CPU times: user 201 ms, sys: 3.51 ms, total: 204 ms
Wall time: 169 ms

[39]:

Lasso(alpha=0.00206913808111479, fit_intercept=False, max_iter=10000)

In a Jupyter environment, please rerun this cell to show the HTML representation or trust the notebook.
On GitHub, the HTML representation is unable to render, please try loading this page with nbviewer.org.

[40]:

plot_test_train_model(model2, X_train2, y_train2, X_test2, y_test2)

The simplified model is:

[41]:

from IPython.display import display, Math

terms = [
    f"{i:.2g}×(\\text{{{var}}})" for i, var in zip(model2.coef_, variables2)
]
equation = "y =" + "".join(terms)
display(Math(equation))

y = - 0.76 \times (MolLogP) - 0.2 \times (MolWt) - 0.3 \times (MinPartialCharge) - 0.27 \times (NOCount)

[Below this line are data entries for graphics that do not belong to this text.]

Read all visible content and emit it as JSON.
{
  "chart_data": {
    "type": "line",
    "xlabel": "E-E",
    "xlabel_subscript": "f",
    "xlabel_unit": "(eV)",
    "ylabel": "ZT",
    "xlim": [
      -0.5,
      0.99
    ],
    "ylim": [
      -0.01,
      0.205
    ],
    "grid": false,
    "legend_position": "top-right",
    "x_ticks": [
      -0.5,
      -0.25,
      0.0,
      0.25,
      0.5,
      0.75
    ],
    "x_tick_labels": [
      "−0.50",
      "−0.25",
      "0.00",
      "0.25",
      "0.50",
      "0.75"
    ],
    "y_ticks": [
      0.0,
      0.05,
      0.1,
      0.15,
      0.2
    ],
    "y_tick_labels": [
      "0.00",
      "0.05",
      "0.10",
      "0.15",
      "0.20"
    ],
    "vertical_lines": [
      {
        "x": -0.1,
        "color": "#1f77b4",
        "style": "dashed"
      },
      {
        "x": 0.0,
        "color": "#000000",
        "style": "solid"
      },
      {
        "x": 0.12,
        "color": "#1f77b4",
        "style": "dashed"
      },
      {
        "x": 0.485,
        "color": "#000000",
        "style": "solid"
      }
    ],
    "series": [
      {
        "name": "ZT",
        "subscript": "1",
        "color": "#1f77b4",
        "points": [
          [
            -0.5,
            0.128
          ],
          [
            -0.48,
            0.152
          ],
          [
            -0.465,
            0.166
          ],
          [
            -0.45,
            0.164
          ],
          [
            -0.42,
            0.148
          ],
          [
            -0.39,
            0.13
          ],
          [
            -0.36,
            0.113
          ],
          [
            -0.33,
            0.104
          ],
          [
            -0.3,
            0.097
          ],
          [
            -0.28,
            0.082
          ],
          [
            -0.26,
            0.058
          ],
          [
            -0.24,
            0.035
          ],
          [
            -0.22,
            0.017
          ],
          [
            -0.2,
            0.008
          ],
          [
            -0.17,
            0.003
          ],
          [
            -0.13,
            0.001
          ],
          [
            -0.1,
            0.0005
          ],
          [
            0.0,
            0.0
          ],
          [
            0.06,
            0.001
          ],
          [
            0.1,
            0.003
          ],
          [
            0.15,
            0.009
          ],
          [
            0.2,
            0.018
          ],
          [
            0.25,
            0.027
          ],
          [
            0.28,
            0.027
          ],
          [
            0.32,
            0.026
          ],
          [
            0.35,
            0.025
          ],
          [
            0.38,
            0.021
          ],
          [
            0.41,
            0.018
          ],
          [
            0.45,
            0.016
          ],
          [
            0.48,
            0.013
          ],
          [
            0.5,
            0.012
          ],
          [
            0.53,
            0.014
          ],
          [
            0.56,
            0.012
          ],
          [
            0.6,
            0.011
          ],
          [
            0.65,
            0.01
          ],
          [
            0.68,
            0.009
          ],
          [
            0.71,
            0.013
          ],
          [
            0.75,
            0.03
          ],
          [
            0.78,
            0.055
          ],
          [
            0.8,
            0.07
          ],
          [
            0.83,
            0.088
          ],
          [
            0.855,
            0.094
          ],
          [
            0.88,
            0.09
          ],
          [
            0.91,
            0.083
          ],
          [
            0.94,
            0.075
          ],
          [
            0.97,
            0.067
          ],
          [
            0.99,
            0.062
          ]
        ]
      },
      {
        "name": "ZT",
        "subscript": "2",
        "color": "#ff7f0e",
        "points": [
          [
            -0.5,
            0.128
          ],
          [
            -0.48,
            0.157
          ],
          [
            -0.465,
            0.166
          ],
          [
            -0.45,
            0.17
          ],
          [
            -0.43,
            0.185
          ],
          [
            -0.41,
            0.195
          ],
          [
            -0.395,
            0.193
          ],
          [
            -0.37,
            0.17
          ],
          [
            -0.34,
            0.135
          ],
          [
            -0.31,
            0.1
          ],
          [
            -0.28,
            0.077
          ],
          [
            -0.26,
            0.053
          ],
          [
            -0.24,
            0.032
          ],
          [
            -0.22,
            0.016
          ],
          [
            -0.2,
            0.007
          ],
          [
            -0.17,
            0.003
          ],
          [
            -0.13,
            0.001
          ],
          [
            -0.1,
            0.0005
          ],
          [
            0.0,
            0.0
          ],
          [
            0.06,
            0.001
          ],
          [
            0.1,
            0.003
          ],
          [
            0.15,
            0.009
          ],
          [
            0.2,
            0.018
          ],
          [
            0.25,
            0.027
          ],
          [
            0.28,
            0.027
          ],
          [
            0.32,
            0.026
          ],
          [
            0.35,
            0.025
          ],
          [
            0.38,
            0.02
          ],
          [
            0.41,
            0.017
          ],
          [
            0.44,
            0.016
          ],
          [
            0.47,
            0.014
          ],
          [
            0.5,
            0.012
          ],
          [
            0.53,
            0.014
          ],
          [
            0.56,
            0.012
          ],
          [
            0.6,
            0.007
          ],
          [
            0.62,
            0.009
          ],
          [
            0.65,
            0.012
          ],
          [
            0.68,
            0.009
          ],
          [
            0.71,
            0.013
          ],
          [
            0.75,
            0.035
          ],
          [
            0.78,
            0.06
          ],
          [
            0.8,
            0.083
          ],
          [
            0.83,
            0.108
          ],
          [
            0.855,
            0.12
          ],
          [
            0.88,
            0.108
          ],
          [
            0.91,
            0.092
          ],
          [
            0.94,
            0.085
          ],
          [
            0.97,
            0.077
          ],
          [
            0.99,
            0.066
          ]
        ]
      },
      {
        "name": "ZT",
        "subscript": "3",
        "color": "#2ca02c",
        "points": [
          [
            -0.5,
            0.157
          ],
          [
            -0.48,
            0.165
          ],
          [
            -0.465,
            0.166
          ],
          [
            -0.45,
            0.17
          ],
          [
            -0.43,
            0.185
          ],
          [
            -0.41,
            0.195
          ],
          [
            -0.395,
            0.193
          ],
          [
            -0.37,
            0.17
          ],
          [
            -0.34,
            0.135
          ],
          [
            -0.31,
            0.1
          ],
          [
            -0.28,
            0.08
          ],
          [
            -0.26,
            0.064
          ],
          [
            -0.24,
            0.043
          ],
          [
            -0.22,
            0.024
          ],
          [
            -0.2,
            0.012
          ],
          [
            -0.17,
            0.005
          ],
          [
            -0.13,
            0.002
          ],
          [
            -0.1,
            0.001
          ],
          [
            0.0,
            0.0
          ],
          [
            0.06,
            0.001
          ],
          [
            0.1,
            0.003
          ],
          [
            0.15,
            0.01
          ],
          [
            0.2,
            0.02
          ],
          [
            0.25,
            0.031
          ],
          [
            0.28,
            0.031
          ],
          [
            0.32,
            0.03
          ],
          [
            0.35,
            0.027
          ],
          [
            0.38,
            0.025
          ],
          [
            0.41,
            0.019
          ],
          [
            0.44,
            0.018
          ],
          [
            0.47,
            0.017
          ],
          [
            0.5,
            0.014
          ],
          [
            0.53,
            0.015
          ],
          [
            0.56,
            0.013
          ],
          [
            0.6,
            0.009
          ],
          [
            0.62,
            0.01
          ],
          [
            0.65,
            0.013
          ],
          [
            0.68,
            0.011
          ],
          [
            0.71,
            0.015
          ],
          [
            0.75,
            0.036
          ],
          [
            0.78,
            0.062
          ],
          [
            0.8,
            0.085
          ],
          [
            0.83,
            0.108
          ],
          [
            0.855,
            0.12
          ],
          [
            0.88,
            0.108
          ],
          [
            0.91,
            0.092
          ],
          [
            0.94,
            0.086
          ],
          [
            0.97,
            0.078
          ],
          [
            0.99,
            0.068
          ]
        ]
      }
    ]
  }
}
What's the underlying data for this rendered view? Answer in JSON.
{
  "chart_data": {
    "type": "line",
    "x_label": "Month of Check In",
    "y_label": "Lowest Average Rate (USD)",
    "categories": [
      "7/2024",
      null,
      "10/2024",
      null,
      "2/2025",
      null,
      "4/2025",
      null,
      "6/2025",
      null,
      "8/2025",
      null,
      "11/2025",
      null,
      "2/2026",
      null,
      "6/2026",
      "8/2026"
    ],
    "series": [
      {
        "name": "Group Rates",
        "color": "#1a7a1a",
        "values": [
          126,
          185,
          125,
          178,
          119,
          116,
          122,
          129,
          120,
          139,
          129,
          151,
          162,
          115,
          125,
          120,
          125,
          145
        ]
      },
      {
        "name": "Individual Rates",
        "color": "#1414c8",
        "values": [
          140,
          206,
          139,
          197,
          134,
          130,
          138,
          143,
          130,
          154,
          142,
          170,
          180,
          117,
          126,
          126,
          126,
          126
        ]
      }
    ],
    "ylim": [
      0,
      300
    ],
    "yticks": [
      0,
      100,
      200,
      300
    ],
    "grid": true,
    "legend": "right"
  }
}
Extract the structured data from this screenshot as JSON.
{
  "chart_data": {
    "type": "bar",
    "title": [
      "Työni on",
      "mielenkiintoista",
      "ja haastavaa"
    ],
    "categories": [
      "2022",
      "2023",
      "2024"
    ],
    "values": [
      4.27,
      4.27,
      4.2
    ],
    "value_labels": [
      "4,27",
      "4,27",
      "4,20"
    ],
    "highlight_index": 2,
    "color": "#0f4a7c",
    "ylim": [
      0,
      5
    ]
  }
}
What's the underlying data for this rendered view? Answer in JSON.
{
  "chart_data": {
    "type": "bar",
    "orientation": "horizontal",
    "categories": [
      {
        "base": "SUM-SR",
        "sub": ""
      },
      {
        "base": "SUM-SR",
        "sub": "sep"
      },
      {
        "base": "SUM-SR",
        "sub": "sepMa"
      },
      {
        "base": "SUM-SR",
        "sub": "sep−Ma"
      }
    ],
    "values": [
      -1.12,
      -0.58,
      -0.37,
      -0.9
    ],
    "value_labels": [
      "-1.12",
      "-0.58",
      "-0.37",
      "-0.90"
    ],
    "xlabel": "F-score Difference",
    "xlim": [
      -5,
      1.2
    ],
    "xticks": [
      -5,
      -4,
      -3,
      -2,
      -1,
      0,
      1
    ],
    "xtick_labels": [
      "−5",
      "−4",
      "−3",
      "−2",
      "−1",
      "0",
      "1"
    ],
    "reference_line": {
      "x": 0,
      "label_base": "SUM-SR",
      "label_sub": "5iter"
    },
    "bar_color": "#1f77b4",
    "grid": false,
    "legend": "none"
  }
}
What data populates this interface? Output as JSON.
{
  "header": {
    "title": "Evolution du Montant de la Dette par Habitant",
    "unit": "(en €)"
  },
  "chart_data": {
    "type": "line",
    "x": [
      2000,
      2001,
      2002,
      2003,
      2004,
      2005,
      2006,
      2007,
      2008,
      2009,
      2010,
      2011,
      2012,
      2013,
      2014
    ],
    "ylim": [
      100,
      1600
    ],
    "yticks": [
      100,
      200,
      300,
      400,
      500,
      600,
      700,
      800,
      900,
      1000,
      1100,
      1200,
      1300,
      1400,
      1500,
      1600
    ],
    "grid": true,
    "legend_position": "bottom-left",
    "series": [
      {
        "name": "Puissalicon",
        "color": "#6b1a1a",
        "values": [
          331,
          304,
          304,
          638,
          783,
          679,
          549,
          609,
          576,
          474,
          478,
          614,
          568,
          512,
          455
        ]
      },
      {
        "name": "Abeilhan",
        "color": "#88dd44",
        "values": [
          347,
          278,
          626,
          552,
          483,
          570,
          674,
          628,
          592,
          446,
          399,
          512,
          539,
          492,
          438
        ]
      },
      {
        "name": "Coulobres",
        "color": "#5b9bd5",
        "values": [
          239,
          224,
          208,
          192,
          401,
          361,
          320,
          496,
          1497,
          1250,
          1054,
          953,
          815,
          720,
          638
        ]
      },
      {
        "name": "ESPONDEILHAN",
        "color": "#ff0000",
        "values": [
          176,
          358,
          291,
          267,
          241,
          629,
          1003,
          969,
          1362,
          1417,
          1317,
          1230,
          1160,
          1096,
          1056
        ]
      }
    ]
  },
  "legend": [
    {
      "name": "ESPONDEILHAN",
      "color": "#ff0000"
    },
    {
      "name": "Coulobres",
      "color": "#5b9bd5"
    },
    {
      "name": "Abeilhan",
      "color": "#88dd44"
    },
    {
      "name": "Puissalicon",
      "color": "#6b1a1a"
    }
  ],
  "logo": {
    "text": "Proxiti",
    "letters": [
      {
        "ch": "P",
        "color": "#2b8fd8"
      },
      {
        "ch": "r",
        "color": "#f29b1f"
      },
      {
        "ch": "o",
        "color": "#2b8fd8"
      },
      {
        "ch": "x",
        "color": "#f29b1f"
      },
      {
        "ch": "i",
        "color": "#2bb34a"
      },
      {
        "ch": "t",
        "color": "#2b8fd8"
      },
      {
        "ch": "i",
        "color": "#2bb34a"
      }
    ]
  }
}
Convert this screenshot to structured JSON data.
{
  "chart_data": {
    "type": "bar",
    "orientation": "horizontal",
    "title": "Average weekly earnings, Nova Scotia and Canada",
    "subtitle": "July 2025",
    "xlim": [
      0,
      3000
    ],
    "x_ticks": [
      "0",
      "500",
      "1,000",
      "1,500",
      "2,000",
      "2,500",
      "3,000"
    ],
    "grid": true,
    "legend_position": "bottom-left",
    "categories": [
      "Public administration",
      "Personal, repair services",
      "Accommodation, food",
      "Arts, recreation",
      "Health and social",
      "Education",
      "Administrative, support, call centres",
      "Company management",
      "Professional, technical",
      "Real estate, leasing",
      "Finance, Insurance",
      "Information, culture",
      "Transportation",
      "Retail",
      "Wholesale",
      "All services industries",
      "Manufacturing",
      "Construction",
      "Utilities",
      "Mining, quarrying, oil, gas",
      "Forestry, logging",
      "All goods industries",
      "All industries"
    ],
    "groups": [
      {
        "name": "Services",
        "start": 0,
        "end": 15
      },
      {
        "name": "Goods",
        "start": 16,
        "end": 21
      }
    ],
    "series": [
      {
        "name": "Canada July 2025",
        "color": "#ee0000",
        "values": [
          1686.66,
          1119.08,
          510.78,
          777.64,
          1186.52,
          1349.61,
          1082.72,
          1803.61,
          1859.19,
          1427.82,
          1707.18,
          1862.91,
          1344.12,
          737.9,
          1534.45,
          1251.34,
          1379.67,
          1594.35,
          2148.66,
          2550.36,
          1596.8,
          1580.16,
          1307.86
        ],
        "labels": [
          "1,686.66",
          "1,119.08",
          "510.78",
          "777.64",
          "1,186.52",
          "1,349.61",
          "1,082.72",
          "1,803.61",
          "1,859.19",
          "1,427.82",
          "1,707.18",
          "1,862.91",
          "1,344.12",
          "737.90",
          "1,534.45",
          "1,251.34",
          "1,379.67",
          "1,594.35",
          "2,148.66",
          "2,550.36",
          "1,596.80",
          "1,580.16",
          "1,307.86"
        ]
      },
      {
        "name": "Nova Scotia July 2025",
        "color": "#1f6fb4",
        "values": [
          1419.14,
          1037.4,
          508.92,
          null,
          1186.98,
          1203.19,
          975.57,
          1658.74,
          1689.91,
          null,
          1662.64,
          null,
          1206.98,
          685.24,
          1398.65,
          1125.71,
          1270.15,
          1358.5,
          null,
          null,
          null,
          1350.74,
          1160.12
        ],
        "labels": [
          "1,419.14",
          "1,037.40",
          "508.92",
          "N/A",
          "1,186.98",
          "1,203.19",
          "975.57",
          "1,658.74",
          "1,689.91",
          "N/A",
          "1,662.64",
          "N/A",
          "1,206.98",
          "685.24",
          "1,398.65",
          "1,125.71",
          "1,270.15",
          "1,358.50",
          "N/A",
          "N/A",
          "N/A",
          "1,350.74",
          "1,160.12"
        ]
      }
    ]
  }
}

This simplified model has a performance similar to the ESOL model.

Summary #

The CatBoost model for the solubility is pretty good with a coefficient of determination of 0.93 for the test set. And this was without tuning hyper-parameters.
The feature importances and shap values help understand the influence of the different features and based on these, a simplified model (with 4 variables) can be created that is performing similarly to the original ESOL model.